Вот тогда мы дружно взялись за руки и перешагнули черту.
9 августа. Нежный четверг.
Я Кира Ницке, двадцать один год, два тонких мизинца, два пальца без человеческих имен, но, как полагается, имеющих имена в Чешире. Два длинных средних пальца с перламутровыми ногтями дурацкой формы, ими хорошо дотягиваться туда, куда остальными сложно. Два указательных пальца, не принимающих участия в наборе текста на клавиатуре, но хорошо владеющих искусством каллиграфии третьей группой, резус плюс. Два больших пальца с одинаковыми шрамами от кошачьих царапин и родинками в основании ногтя, также зеркально отраженных друг на друге.
Я Кира Ницке, жительница планеты Земля, одна из двух полуживых сестер. 21 год, 50 килограммов, 162 сантиметра.
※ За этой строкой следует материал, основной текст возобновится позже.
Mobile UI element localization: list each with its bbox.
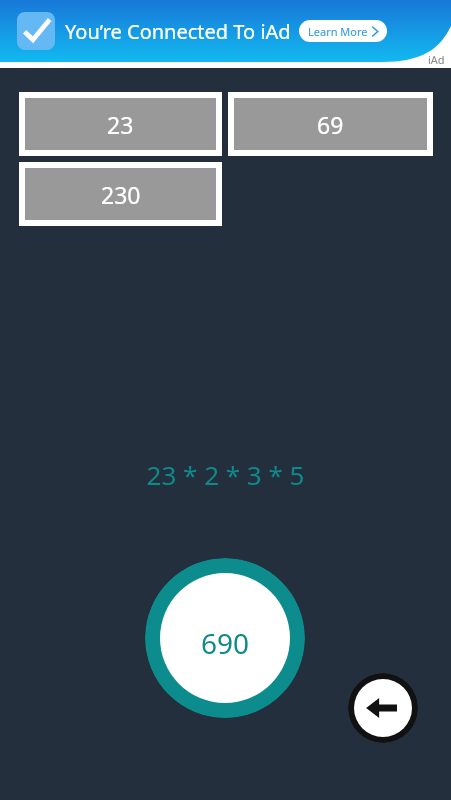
staticText: Learn More bbox=[308, 24, 368, 39]
staticText: 69 bbox=[317, 109, 344, 140]
staticText: You’re Connected To iAd bbox=[65, 18, 291, 45]
staticText: iAd bbox=[428, 52, 445, 67]
staticText: 690 bbox=[201, 624, 250, 662]
button[interactable]: 230 bbox=[19, 162, 222, 226]
staticText: 23 * 2 * 3 * 5 bbox=[0, 457, 451, 492]
button[interactable]: 23 bbox=[19, 92, 222, 156]
staticText: 230 bbox=[101, 179, 141, 210]
button[interactable]: 690 bbox=[145, 558, 305, 718]
button[interactable]: Learn More bbox=[299, 20, 387, 42]
staticText: 23 bbox=[107, 109, 134, 140]
button[interactable]: Back bbox=[348, 673, 418, 743]
button[interactable] bbox=[0, 0, 451, 62]
button[interactable]: 69 bbox=[228, 92, 433, 156]
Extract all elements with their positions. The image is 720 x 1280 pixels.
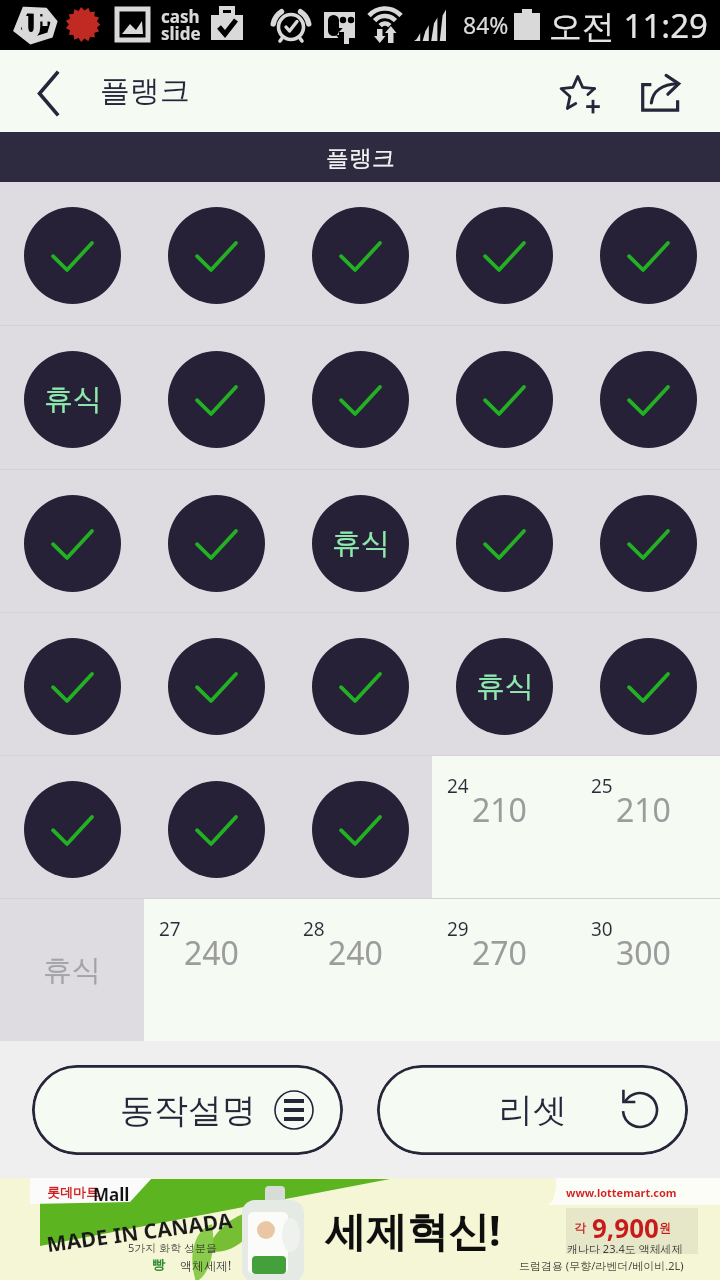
staticText: 5가지 화학 성분을 <box>128 1240 218 1255</box>
button[interactable] <box>144 326 288 469</box>
button[interactable]: Back <box>0 50 92 134</box>
button[interactable]: Share <box>622 55 696 129</box>
staticText: Mall <box>93 1183 130 1206</box>
staticText: 300 <box>616 931 671 975</box>
staticText: cash slide <box>161 5 201 45</box>
button[interactable]: 동작설명 <box>32 1065 343 1155</box>
button[interactable] <box>0 613 144 755</box>
button[interactable]: 30 <box>576 899 720 1041</box>
button[interactable]: 28 <box>288 899 432 1041</box>
button[interactable] <box>0 756 144 898</box>
button[interactable]: 리셋 <box>377 1065 688 1155</box>
button[interactable] <box>144 470 288 612</box>
button[interactable] <box>288 613 432 755</box>
button[interactable] <box>432 182 576 325</box>
staticText: 240 <box>184 931 239 975</box>
button[interactable]: 25 <box>576 756 720 898</box>
staticText: 원 <box>659 1220 671 1235</box>
staticText: 각 <box>574 1220 586 1235</box>
button[interactable] <box>0 470 144 612</box>
staticText: 리셋 <box>499 1089 567 1132</box>
button[interactable] <box>288 756 432 898</box>
button[interactable] <box>576 470 720 612</box>
staticText: 210 <box>616 788 671 832</box>
button[interactable]: 24 <box>432 756 576 898</box>
staticText: 240 <box>328 931 383 975</box>
staticText: 동작설명 <box>120 1089 256 1132</box>
staticText: 플랭크 <box>326 144 395 173</box>
button[interactable] <box>288 326 432 469</box>
button[interactable] <box>576 326 720 469</box>
staticText: 휴식 <box>43 952 101 989</box>
staticText: 210 <box>472 788 527 832</box>
staticText: 30 <box>591 916 613 942</box>
staticText: 캐나다 23.4도 액체세제 <box>567 1241 683 1256</box>
button[interactable]: 휴식 <box>0 326 144 469</box>
button[interactable] <box>144 756 288 898</box>
button[interactable] <box>144 613 288 755</box>
staticText: 휴식 <box>44 381 102 418</box>
button[interactable]: 29 <box>432 899 576 1041</box>
button[interactable]: 27 <box>144 899 288 1041</box>
button[interactable] <box>288 182 432 325</box>
button[interactable]: 휴식 <box>288 470 432 612</box>
staticText: 28 <box>303 916 325 942</box>
button[interactable] <box>0 182 144 325</box>
staticText: 84% <box>463 9 509 40</box>
button[interactable]: 휴식 <box>0 899 144 1041</box>
button[interactable] <box>576 613 720 755</box>
button[interactable] <box>432 470 576 612</box>
staticText: 24 <box>447 773 469 799</box>
staticText: 플랭크 <box>100 72 190 110</box>
staticText: 세제혁신! <box>325 1202 501 1258</box>
staticText: 29 <box>447 916 469 942</box>
button[interactable] <box>432 326 576 469</box>
staticText: 빵 <box>152 1256 165 1272</box>
staticText: 9,900 <box>592 1210 659 1245</box>
staticText: 롯데마트 <box>47 1184 99 1200</box>
staticText: 휴식 <box>476 668 534 705</box>
staticText: 270 <box>472 931 527 975</box>
staticText: MADE IN CANADA <box>45 1206 234 1259</box>
button[interactable]: Add to favourites <box>544 55 618 129</box>
button[interactable]: 휴식 <box>432 613 576 755</box>
staticText: 27 <box>159 916 181 942</box>
button[interactable] <box>144 182 288 325</box>
staticText: 드럼겸용 (무향/라벤더/베이비.2L) <box>519 1258 684 1273</box>
staticText: 25 <box>591 773 613 799</box>
staticText: 액체세제! <box>180 1257 232 1273</box>
button[interactable] <box>576 182 720 325</box>
staticText: www.lottemart.com <box>566 1185 677 1200</box>
staticText: 휴식 <box>332 525 390 562</box>
staticText: 오전 11:29 <box>549 3 708 48</box>
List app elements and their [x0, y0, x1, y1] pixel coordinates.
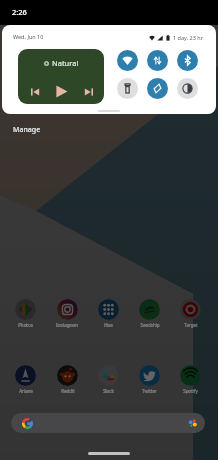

Мой любимый цвет розовый. Любимый звук клацанье компьютерных клавиш. Наверняка это могло бы послужить неплохим крючком, на котором можно повиснуть, однако мне опасно думать о крючках, потому что восьмикрючные детки паразитического червя только и ждут, чтобы забраться внутрь по лестнице домыслов и сожрать мои мыслишки. Те, что я готовлю на ужин.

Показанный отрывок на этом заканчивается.